Be sure that your lawyer takes their fee from the "net settlement"—that is, the quantity left after case expenses are deducted. This arrangement is typical. However, some law firms may try to boost their pay by taking their money out first. Let them know that you won't accept that, and when it becomes an offer breaker, it's probably best to locate another lawyer.

Other Fee Arrangements

Not absolutely all cases calls for a natural contingency fee arrangement. Lawyers may collect a preliminary retainer to begin your case and also collect a contingency fee at the conclusion of one's case. However, in the event that you recover money, the quantity already paid to the attorney must be subtracted from the percentage due to the attorney at the conclusion of the case. For example, in the event that you paid $2,000 to the attorney as a retainer and recover $90,000 in a settlement, the attorney will receive $28,000 from the settlement ($30,000-$2,000 = $28,000).

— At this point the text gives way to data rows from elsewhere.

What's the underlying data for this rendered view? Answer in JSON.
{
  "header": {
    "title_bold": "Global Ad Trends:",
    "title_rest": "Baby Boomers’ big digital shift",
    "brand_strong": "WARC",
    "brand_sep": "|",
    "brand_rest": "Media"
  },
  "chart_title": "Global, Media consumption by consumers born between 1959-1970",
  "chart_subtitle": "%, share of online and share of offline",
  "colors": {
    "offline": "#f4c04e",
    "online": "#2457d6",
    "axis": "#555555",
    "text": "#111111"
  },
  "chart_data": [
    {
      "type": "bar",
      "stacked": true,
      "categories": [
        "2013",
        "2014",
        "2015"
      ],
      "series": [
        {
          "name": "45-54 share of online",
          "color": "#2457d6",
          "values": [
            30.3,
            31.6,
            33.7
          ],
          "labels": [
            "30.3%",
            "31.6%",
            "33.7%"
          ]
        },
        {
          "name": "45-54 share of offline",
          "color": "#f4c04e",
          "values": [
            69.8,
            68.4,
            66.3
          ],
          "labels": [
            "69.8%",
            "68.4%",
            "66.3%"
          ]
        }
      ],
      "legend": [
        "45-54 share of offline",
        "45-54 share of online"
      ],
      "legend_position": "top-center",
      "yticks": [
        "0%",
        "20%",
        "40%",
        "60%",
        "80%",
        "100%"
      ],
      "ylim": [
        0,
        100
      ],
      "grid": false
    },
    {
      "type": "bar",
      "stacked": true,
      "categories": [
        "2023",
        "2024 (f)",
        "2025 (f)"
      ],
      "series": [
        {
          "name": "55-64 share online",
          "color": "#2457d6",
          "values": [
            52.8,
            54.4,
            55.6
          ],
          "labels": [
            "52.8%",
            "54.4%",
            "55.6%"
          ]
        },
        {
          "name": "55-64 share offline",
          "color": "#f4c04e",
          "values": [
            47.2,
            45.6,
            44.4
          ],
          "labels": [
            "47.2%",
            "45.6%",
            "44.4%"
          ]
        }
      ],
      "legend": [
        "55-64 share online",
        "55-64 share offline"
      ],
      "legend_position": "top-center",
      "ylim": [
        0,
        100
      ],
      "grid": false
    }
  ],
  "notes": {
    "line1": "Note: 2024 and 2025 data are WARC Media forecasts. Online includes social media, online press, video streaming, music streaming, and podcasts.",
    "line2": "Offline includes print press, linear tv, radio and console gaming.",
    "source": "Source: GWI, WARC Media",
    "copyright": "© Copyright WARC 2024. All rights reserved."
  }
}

Most car accident cases won't involve a set fee payment for legal services. Flat fee arrangements are usually reserved for less-complex cases. A law firm may charge a set fee where in actuality the legal representation is limited to drafting and responding to a demand letter. In that case, the fee may range from $300 to $1,000.

Is really a Car Accident Lawyer Worth The Cost ?

The typical rule is this: The much more serious the injuries, the more the worthiness of hiring a lawyer. If you were in a small fender bender with minimum injuries, you are able to probably negotiate your own injury settlement with no lawyer. On one other hand, if you were injured and needed any significant medical treatment, the worthiness of one's case rises quickly. What this means is the insurance adjuster will continue to work to minimize your damages and try to obtain you to simply accept a really low settlement offer—they are in the commercial of making money, not spending it, after all. In that situation, having an experienced lawyer on your own side becomes essential.